Science

MILabs clinical scanner awarded

The G-SPECT scanner, developed by MILabs, received the Commercial Innovation of the Year award at the 2015 World Molecular Imaging Congress on Hawaii on September 17, 2015.

MILabs’ founder Professor Freek Beekman heads the section Radiation Detection and Medical Imaging at the Faculty of Applied Sciences.

SPECT stands for Single Positron Emission Computer Tomography. It is a radiological 3D-imaging method that works with radioactive isotopes that bind to specific organs and tissues, such as tumors. SPECT allows oncologists to obtain 3D-images of cancers for diagnosis or treatment. Known drawbacks of SPECT are the fuzzy images (lack of resolution) and the long scanning times.

G-SPECT, developed by the Utrecht University spin-off MILabs, promises to improve on these drawbacks. The resolution is less than half of the conventional machines (2.5 instead of 7 millimetres) and the scanning times are less than a minute for most cases, compared to 10-30 minutes for the current machines.

The improvement is due to the full-ring detector instead of having a set of smaller detectors rotating the patient to do the sampling. The ring allows for a simpler construction simpler and a quiet operation.

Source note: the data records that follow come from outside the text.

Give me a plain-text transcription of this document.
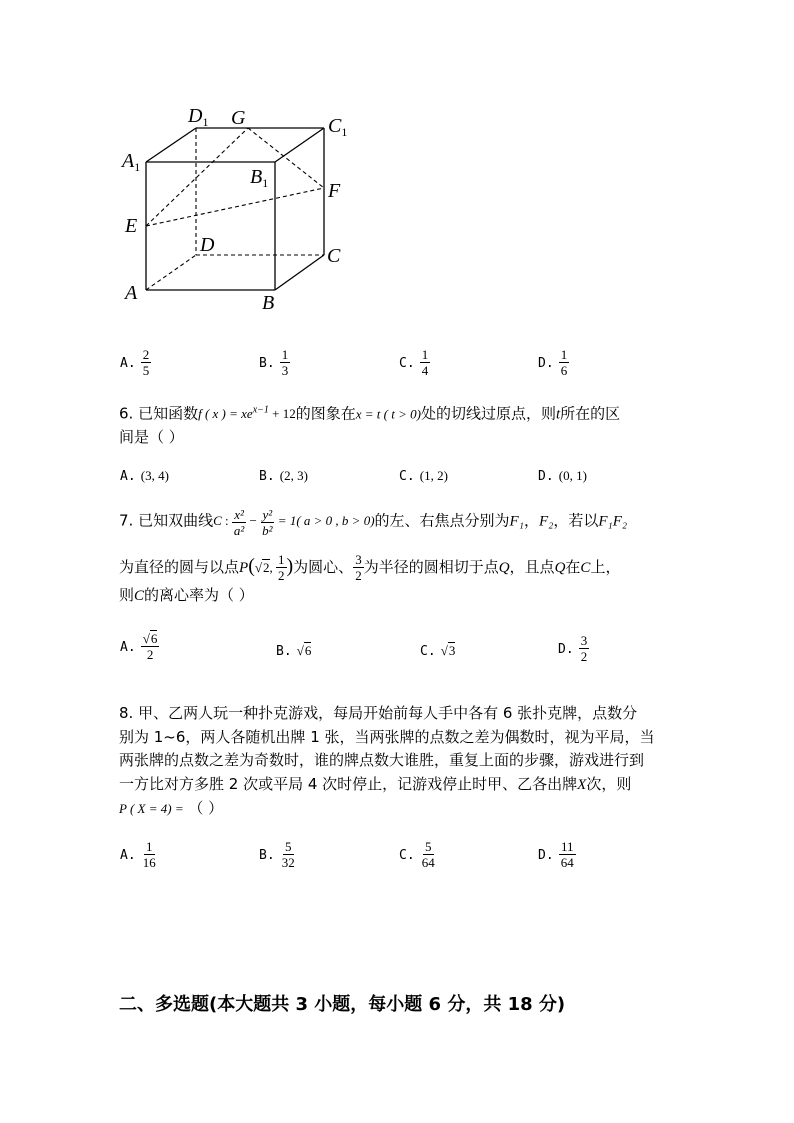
$D_1$ G	$C_1$
$A_1$	$B_1$	F
E
D	C
A	B
A. $\frac{2}{5}$	B. $\frac{1}{3}$	C. $\frac{1}{4}$	D. $\frac{1}{6}$
6. 已知函数f ( x ) = $xe^{x-1} + 12$的图象在x = t ( t > 0)处的切线过原点，则t所在的区
间是（ ）
A. (3, 4)	B. (2, 3)	C. (1, 2)	D. (0, 1)
7. 已知双曲线C : $\frac{\text{x²}}{\text{a²}} - \frac{\text{y²}}{\text{b²}} = 1$( a > 0 , b > 0)的左、右焦点分别为F₁，F₂，若以F₁F₂
为直径的圆与以点P(√2, $\frac{1}{2}$ )为圆心、 $\frac{3}{2}$ 为半径的圆相切于点Q，且点Q在C上，
则C的离心率为（ ）
A. $\frac{√6}{2}$	B. √6	C. √3	D. $\frac{3}{2}$
8. 甲、乙两人玩一种扑克游戏，每局开始前每人手中各有 6 张扑克牌，点数分
别为 1~6，两人各随机出牌 1 张，当两张牌的点数之差为偶数时，视为平局，当
两张牌的点数之差为奇数时，谁的牌点数大谁胜，重复上面的步骤，游戏进行到
一方比对方多胜 2 次或平局 4 次时停止，记游戏停止时甲、乙各出牌X次，则
P ( X = 4) = （ ）
A. $\frac{1}{16}$	B. $\frac{5}{32}$	C. $\frac{5}{64}$	D. $\frac{11}{64}$
二、多选题(本大题共 3 小题，每小题 6 分，共 18 分)
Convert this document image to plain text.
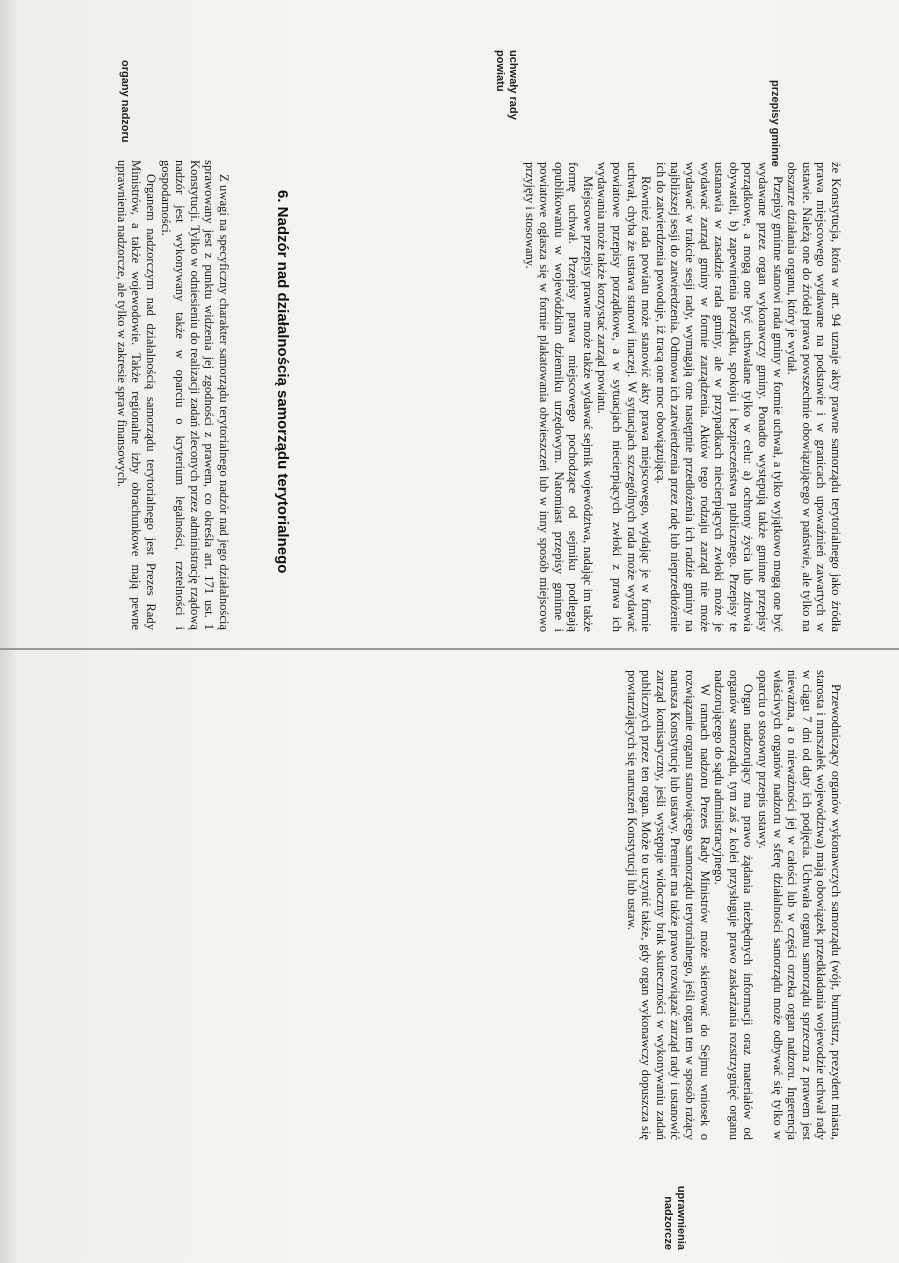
przepisy gminne
uchwały rady powiatu
organy nadzoru

że Konstytucja, która w art. 94 uznaje akty prawne samorządu terytorialnego jako źródła prawa miejscowego wydawane na podstawie i w granicach upoważnień zawartych w ustawie. Należą one do źródeł prawa powszechnie obowiązującego w państwie, ale tylko na obszarze działania organu, który je wydał.

Przepisy gminne stanowi rada gminy w formie uchwał, a tylko wyjątkowo mogą one być wydawane przez organ wykonawczy gminy. Ponadto występują także gminne przepisy porządkowe, a mogą one być uchwalane tylko w celu: a) ochrony życia lub zdrowia obywateli, b) zapewnienia porządku, spokoju i bezpieczeństwa publicznego. Przepisy te ustanawia w zasadzie rada gminy, ale w przypadkach niecierpiących zwłoki może je wydawać zarząd gminy w formie zarządzenia. Aktów tego rodzaju zarząd nie może wydawać w trakcie sesji rady, wymagają one następnie przedłożenia ich radzie gminy na najbliższej sesji do zatwierdzenia. Odmowa ich zatwierdzenia przez radę lub nieprzedłożenie ich do zatwierdzenia powoduje, iż tracą one moc obowiązującą.

Również rada powiatu może stanowić akty prawa miejscowego, wydając je w formie uchwał, chyba że ustawa stanowi inaczej. W sytuacjach szczególnych rada może wydawać powiatowe przepisy porządkowe, a w sytuacjach niecierpiących zwłoki z prawa ich wydawania może także korzystać zarząd powiatu.

Miejscowe przepisy prawne może także wydawać sejmik województwa, nadając im także formę uchwał. Przepisy prawa miejscowego pochodzące od sejmiku podlegają opublikowaniu w wojewódzkim dzienniku urzędowym. Natomiast przepisy gminne i powiatowe ogłasza się w formie plakatowania obwieszczeń lub w inny sposób miejscowo przyjęty i stosowany.

6. Nadzór nad działalnością samorządu terytorialnego

Z uwagi na specyficzny charakter samorządu terytorialnego nadzór nad jego działalnością sprawowany jest z punktu widzenia jej zgodności z prawem, co określa art. 171 ust. 1 Konstytucji. Tylko w odniesieniu do realizacji zadań zleconych przez administrację rządową nadzór jest wykonywany także w oparciu o kryterium legalności, rzetelności i gospodarności.

Organem nadzorczym nad działalnością samorządu terytorialnego jest Prezes Rady Ministrów, a także wojewodowie. Także regionalne izby obrachunkowe mają pewne uprawnienia nadzorcze, ale tylko w zakresie spraw finansowych.

Przewodniczący organów wykonawczych samorządu (wójt, burmistrz, prezydent miasta, starosta i marszałek województwa) mają obowiązek przedkładania wojewodzie uchwał rady w ciągu 7 dni od daty ich podjęcia. Uchwała organu samorządu sprzeczna z prawem jest nieważna, a o nieważności jej w całości lub w części orzeka organ nadzoru. Ingerencja właściwych organów nadzoru w sferę działalności samorządu może odbywać się tylko w oparciu o stosowny przepis ustawy.

Organ nadzorujący ma prawo żądania niezbędnych informacji oraz materiałów od organów samorządu, tym zaś z kolei przysługuje prawo zaskarżania rozstrzygnięć organu nadzorującego do sądu administracyjnego.

W ramach nadzoru Prezes Rady Ministrów może skierować do Sejmu wniosek o rozwiązanie organu stanowiącego samorządu terytorialnego, jeśli organ ten w sposób rażący narusza Konstytucję lub ustawy. Premier ma także prawo rozwiązać zarząd rady i ustanowić zarząd komisaryczny, jeśli występuje widoczny brak skuteczności w wykonywaniu zadań publicznych przez ten organ. Może to uczynić także, gdy organ wykonawczy dopuszcza się powtarzających się naruszeń Konstytucji lub ustaw.

uprawnienia nadzorcze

And because of the higher sensitivity, the acquisition times are so much lower (in the order of a few seconds) that dynamic imaging becomes possible to see for changes in the blood flow for example.

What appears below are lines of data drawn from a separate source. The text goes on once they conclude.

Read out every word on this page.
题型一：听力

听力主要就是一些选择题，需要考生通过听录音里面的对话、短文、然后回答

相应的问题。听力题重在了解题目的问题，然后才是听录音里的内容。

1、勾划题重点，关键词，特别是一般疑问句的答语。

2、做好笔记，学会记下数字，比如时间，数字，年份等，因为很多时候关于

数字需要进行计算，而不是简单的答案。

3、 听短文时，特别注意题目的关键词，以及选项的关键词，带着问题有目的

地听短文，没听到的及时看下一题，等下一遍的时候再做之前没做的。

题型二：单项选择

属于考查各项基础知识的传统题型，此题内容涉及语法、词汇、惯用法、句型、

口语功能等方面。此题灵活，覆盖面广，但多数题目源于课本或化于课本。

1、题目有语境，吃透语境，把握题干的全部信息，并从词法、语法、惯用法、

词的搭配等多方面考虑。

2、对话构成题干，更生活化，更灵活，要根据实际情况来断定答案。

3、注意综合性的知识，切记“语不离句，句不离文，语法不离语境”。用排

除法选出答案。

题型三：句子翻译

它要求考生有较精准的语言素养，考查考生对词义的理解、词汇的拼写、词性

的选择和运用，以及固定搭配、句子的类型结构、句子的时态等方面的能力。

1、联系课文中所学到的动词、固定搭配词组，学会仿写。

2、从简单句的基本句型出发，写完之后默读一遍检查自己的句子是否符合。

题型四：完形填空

“It’s not that we always get that one-second time resolution, but in some cases it is possible,” said Beekman in an article on Medical Physics Web . “It’s hard to say what the scan speed will be in patients, but it will be much faster than you can achieve with a normal clinical system where the detector has to rotate around the patient.”

The current scanner only has a small opening, allowing only scans of brain or limbs. MILabs is working on another scanner with a larger opening that will enable total body imaging and high-resolution functional heart imaging.

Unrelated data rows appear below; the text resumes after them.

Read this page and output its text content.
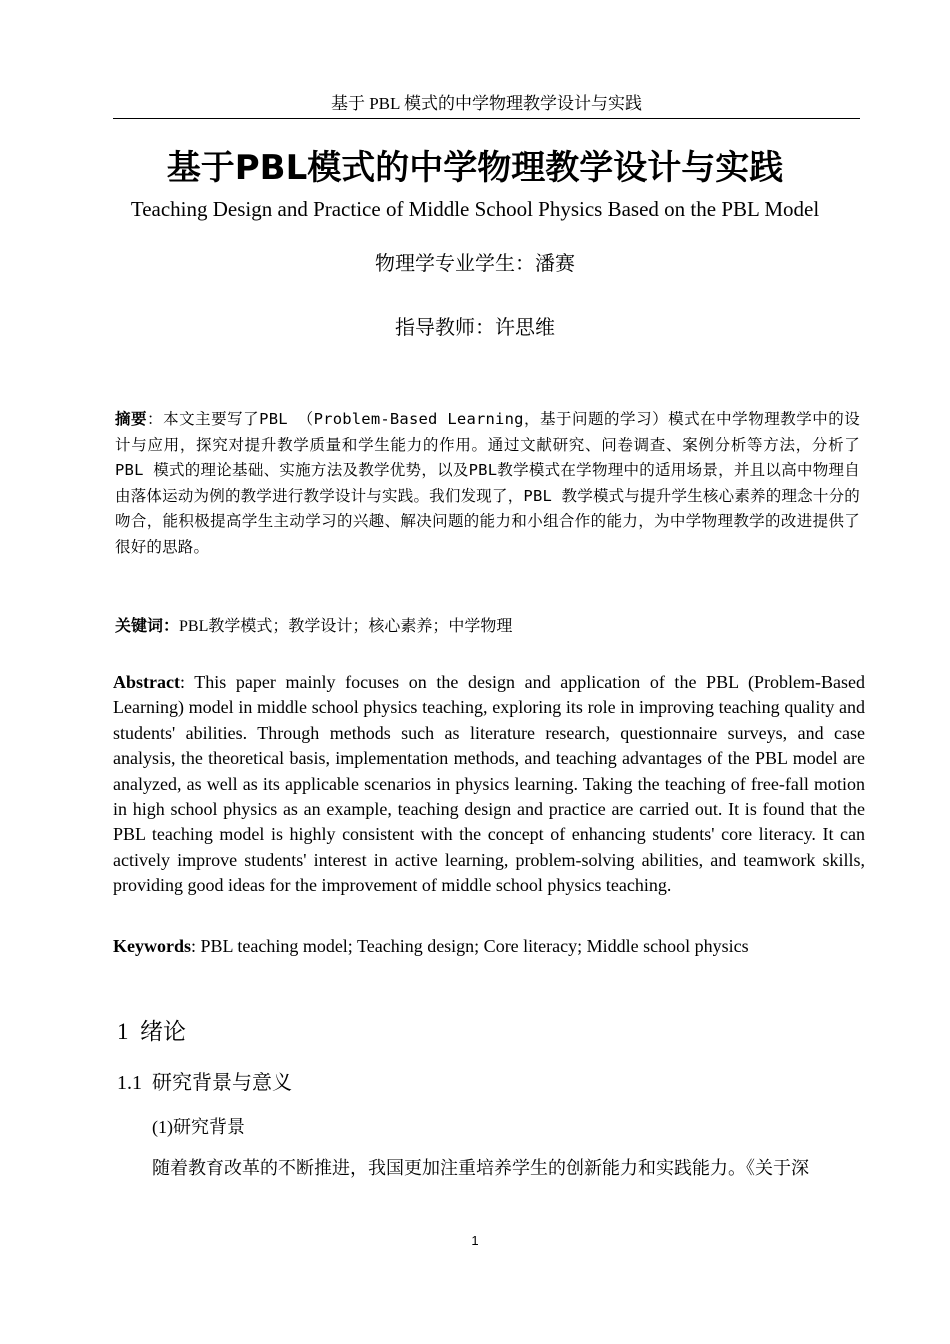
基于 PBL 模式的中学物理教学设计与实践
基于PBL模式的中学物理教学设计与实践
Teaching Design and Practice of Middle School Physics Based on the PBL Model
物理学专业学生：潘赛
指导教师：许思维
摘要：本文主要写了PBL （Problem-Based Learning，基于问题的学习）模式在中学物理教学中的设计与应用，探究对提升教学质量和学生能力的作用。通过文献研究、问卷调查、案例分析等方法，分析了 PBL 模式的理论基础、实施方法及教学优势，以及PBL教学模式在学物理中的适用场景，并且以高中物理自由落体运动为例的教学进行教学设计与实践。我们发现了，PBL 教学模式与提升学生核心素养的理念十分的吻合，能积极提高学生主动学习的兴趣、解决问题的能力和小组合作的能力，为中学物理教学的改进提供了很好的思路。
关键词：PBL教学模式；教学设计；核心素养；中学物理
Abstract: This paper mainly focuses on the design and application of the PBL (Problem-Based Learning) model in middle school physics teaching, exploring its role in improving teaching quality and students' abilities. Through methods such as literature research, questionnaire surveys, and case analysis, the theoretical basis, implementation methods, and teaching advantages of the PBL model are analyzed, as well as its applicable scenarios in physics learning. Taking the teaching of free-fall motion in high school physics as an example, teaching design and practice are carried out. It is found that the PBL teaching model is highly consistent with the concept of enhancing students' core literacy. It can actively improve students' interest in active learning, problem-solving abilities, and teamwork skills, providing good ideas for the improvement of middle school physics teaching.
Keywords: PBL teaching model; Teaching design; Core literacy; Middle school physics
1 绪论
1.1 研究背景与意义
(1)研究背景
随着教育改革的不断推进，我国更加注重培养学生的创新能力和实践能力。《关于深
1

Beekman suggests that this win at the WMIS conference may in part be due to frustration with existing technology and a real clinical need for improvement. “Today, millions of people get SPECT scans, and all those scans have limited resolution, which lends uncertainty to diagnosis in many cases,” he explained. “All the infrastructure is there, nuclear medicine departments have rooms ready for SPECT, but there’s a huge problem in that they cannot see sharply with their existing SPECT systems. We’ve had a large interest in the new scanner.”

He emphasized that G-SPECT is still awaiting approval for clinical use and currently, can only be sold for preclinical large animal applications. “We are working hard on this process and hope to get approval to sell systems next year – early next year I hope,” said Beekman.